R独特的列或行与NA无与伦比 [英] R unique columns or rows incomparables with NA
问题描述
任何人都知道unique()
或duplicated()
的incomparables
自变量是否曾经在incomparables=FALSE
之后实现吗?
Anyone know if the incomparables
argument of unique()
or duplicated()
has ever been implemented beyond incomparables=FALSE
?
也许我不明白它应该如何工作...
Maybe I don't understand how it is supposed to work...
无论如何,我正在寻找一种精巧的解决方案,以使除额外的NA
之外仅保留与另一列相同的唯一列(或行)?例如,我可以使用cor()
对其进行暴力破解,但是对于成千上万的列,这很棘手.
Anyway I'm looking for a slick solution to keep only unique columns (or rows) that are identical to another column besides extra NA
s? I can brute force it using cor()
for example, but for tens of thousands of columns, this is intractable.

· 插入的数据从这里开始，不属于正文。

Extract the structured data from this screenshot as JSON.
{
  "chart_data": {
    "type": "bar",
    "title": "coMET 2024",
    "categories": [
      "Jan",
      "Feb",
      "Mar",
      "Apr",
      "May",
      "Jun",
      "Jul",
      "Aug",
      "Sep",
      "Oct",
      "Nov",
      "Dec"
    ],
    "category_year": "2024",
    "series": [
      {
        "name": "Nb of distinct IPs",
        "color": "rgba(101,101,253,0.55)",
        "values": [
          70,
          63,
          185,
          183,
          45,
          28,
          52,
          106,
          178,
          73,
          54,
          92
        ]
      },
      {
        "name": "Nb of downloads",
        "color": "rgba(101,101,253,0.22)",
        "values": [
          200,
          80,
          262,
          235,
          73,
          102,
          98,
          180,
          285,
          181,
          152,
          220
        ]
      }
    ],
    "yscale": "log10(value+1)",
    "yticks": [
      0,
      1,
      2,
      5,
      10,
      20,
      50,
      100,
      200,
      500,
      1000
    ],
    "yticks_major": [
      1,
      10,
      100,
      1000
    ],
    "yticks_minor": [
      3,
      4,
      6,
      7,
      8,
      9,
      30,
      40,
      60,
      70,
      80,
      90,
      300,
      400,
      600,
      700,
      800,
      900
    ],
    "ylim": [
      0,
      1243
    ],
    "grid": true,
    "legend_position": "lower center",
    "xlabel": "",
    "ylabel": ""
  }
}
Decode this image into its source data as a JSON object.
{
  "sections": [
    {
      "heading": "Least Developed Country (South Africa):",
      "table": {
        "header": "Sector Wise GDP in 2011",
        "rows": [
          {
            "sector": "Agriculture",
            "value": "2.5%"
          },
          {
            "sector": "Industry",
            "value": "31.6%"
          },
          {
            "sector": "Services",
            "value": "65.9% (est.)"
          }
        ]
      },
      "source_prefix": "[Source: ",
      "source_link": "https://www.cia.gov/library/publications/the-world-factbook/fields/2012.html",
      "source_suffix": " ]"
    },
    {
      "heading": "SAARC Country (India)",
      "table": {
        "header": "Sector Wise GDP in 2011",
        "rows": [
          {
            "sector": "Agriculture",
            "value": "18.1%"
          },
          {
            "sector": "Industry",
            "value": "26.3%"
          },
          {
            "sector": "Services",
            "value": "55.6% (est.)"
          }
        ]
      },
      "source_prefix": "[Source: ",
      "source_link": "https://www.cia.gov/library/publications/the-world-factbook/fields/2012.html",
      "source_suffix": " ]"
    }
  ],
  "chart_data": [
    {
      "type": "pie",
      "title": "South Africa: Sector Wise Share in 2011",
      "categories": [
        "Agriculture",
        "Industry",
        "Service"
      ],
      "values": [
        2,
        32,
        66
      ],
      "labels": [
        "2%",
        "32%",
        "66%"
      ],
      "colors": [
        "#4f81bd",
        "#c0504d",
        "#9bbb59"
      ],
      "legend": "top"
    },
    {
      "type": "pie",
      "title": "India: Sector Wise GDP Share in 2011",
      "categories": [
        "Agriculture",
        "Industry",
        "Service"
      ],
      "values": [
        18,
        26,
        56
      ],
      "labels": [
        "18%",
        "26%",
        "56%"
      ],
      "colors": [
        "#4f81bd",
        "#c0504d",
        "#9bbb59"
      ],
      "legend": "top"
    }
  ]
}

这里有一个例子,很抱歉,如果它有点混乱,但我认为它说明了这一点.制作一些矩阵z
:
Heres an example, sorry if its a little messy, but I think it illustrates the point. Make some matrix z
:
z <- matrix(sample(c(1:3, NA), 100, replace=TRUE), 10, 10)
colnames(z) <- paste("c", 1:10, sep="")
rownames(z) <- paste("r",1:10, sep="")
let会添加几个带有额外的NA
的重复列,并对这些列进行随机化(这样,它们并不总是在末尾).
lets add a couple duplicate columns with extra NA
s, and randomize the columns, (that way they aren't always at the end).
c3.1 <- z[, 3]
c3.1[sample(1:10, 3)] <- NA
c8.1 <- z[, 8]
c8.1[sample(1:10, 5)] <- NA
z <- cbind(z, c3.1, c8.1)
z <- z[, sample(1:ncol(z))]
所以我可以按丢失的数字进行排序,然后看起来duplicated()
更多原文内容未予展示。